Deist Monsters and Divine Hierarchies

Paul Harvey

The latest Journal of American History features a terrifically interesting piece by Christopher Grasso of William and Mary: "Deist Monster: On Religious Common Sense in the Wake of the American Revolution (subscription required for link). Besides following a murder mystery in the Early Republic, Grasso concludes with an exploration of what a philosophical reliance on "common sense" meant in the constitutional era, and how it tied into ideas of Deism. His conclusion:

Beadle [a Connecticut merchant who in 1782 murdered his family and then killed himself, and who was thought to have done so after embracing "Deistical beliefs"] had raised troubling questions that could not be easily brushed aside, shouted down, or answered simply with a "thus saith the Lord." Without the guidance of the scriptures, did deism collapse the relation between God and man into fatalism—turning a moral agent into merely God's machine? That may have been true for Beadle, but the same was being said of Calvinism. Did deism instead encourage man to overemphasize his free will, divinize the self, and supplant God? Even those who derided Ethan Allen's arrogance did not misread him to such an extent. Without the Bible, was sanity itself threatened? Yet Beadle had seemed to his neighbors a reasonable and virtuous man until that final morning. What, then, was the relation between religious belief and public virtue?

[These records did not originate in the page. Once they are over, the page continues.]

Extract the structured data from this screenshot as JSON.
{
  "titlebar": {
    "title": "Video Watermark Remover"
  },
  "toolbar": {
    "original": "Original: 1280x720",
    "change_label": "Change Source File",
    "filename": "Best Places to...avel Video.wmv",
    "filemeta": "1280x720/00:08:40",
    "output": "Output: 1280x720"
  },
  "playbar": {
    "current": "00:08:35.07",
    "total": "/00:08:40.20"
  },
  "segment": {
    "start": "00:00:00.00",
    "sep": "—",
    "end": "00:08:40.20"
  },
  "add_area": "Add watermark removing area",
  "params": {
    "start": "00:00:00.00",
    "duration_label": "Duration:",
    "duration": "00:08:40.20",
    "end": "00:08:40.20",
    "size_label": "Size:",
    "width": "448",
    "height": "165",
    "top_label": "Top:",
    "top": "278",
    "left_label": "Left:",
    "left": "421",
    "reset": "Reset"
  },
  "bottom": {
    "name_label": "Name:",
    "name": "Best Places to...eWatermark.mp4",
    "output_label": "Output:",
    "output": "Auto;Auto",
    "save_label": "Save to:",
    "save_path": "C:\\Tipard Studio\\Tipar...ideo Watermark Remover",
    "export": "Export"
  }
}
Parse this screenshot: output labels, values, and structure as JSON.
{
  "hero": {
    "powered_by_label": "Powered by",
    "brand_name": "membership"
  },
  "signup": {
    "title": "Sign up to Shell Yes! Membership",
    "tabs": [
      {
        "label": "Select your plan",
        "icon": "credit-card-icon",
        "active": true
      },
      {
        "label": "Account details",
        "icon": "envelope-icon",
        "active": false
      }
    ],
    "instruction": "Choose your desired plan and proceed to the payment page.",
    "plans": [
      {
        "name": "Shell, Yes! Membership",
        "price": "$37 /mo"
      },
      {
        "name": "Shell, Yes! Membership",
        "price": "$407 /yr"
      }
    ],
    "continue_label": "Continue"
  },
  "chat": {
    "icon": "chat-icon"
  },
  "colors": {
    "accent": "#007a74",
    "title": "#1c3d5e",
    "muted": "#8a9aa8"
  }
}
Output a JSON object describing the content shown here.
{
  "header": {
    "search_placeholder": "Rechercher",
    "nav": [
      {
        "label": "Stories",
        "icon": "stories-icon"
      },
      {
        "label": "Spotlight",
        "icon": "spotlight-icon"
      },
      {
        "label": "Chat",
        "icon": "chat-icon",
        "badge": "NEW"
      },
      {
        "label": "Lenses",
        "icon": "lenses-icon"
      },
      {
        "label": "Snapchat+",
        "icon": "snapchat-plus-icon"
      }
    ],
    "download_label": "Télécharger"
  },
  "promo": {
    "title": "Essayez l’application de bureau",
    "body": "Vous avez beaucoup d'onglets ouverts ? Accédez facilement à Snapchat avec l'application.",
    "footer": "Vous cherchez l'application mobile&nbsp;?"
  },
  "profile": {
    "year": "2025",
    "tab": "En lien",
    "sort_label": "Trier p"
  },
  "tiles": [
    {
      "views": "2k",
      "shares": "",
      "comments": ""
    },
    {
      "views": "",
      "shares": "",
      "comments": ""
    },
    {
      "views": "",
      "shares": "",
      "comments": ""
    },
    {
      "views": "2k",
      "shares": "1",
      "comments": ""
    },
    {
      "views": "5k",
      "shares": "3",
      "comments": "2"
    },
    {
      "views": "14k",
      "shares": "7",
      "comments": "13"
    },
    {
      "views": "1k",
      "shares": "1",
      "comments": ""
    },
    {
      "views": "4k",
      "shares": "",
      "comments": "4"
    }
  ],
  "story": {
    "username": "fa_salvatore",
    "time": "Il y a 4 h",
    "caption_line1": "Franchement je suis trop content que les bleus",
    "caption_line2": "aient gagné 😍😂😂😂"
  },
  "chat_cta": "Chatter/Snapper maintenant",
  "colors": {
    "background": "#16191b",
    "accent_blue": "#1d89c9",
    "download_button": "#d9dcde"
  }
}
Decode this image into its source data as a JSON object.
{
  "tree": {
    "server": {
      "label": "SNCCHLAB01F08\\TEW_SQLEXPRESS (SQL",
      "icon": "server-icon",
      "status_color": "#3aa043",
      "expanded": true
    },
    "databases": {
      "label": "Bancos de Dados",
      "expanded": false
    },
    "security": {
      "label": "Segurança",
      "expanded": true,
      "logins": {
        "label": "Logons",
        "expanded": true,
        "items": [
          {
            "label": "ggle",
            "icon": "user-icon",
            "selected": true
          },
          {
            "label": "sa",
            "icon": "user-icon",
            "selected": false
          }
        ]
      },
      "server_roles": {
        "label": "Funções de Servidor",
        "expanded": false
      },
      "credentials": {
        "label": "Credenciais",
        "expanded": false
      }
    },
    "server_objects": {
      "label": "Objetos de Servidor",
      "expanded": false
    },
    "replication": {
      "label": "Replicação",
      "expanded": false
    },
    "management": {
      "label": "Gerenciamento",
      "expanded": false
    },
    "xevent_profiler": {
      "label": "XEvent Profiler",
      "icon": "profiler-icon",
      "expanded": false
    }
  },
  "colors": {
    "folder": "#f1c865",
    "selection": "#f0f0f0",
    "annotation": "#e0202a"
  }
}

The deist provocations of Ethan Allen and William Beadle expose the cultural politics involved in the making of American religious common sense. Public champions of Christianity realized that given the social, cultural, and economic disruptions the Revolutionary War had caused, and in the new political environment the Revolution had created, making the United States a Christian nation would require more than the simple perpetuation of a religious heritage. To maintain Christianity as the foundation of a nation that had rejected traditional authority by appealing to self-evident truths, many American Protestants felt compelled to defend scripture by invoking common sense, insisting that the Bible's divine origin was obvious to any sensible person. Most invocations of common sense by antideist writers in the 1780s were not yet intentional references toward the logical edifice of Scottish philosophy; they were rhetorical attempts to claim that the divine inspiration of the scriptures was a fact that could not be contested by reasonable American citizens. Mentioning common sense, though, could be a double-edged sword. The philosophy that readers might associate with that term (whatever the writer's intentions) grounded ethical reasoning on universal moral instinct or on the epistemologically trustworthy faculties of normal human perception; it could therefore be seen as threatening to scriptural authority. Common Sense philosophy had been embraced by some political thinkers, especially those who had been influenced by John Witherspoon at the College of New Jersey. But before the last years of the eighteenth century, most orthodox Christians and evangelicals avoided resting too much weight on this mode of thinking because doing so seemed to flatter sinful human nature and to render God's revelation in the scriptures unnecessary. In short, Common Sense philosophy could seem more deist than Christian. So while defending Christianity against deism in a new political climate pushed apologists toward the rhetoric of common sense, for theological reasons many in the 1780s were still wary of the philosophy being attached to that term.

In for a rhetorical penny, however, the defenders of a Christian America were soon in for a philosophical pound. America's Protestant theologians and educators would draw from Scottish thought and learn to finesse the problem, showing, to their satisfaction at least, how Common Sense philosophy and the Bible were mutually reinforcing. The subsequent dominance of Common Sense philosophy in American intellectual history from the 1790s to the Civil War grew out of the broader cultural strains and conflicts laid bare in the 1780s. The deist monster helped bring to the surface fundamental concerns that this christianized common sense would eventually (if temporarily) answer—concerns about the moral nature of the new American citizen and about how the newly united states could secure religious liberty and yet create a society still beholden not just to Nature's God but to the God of the Old and New Testaments.


The same issue has my review of Sean McCloud, Divine Hierarchies: Class in American Religion and Religious Studies, a new work that we've discussed on the blog before.

Finally, J. M. Floyd Thomas of Texas Christian University reviews Ed Blum's W. E. B. DuBois: American Prophet. In this appropriately admiring review, he concludes:

As the first significant examination of Du Bois's religious thought, Blum's work powerfully evokes both the spirit and substance of Du Bois's moral vision in ways that will greatly benefit students and scholars of American religious and intellectual history for years to come.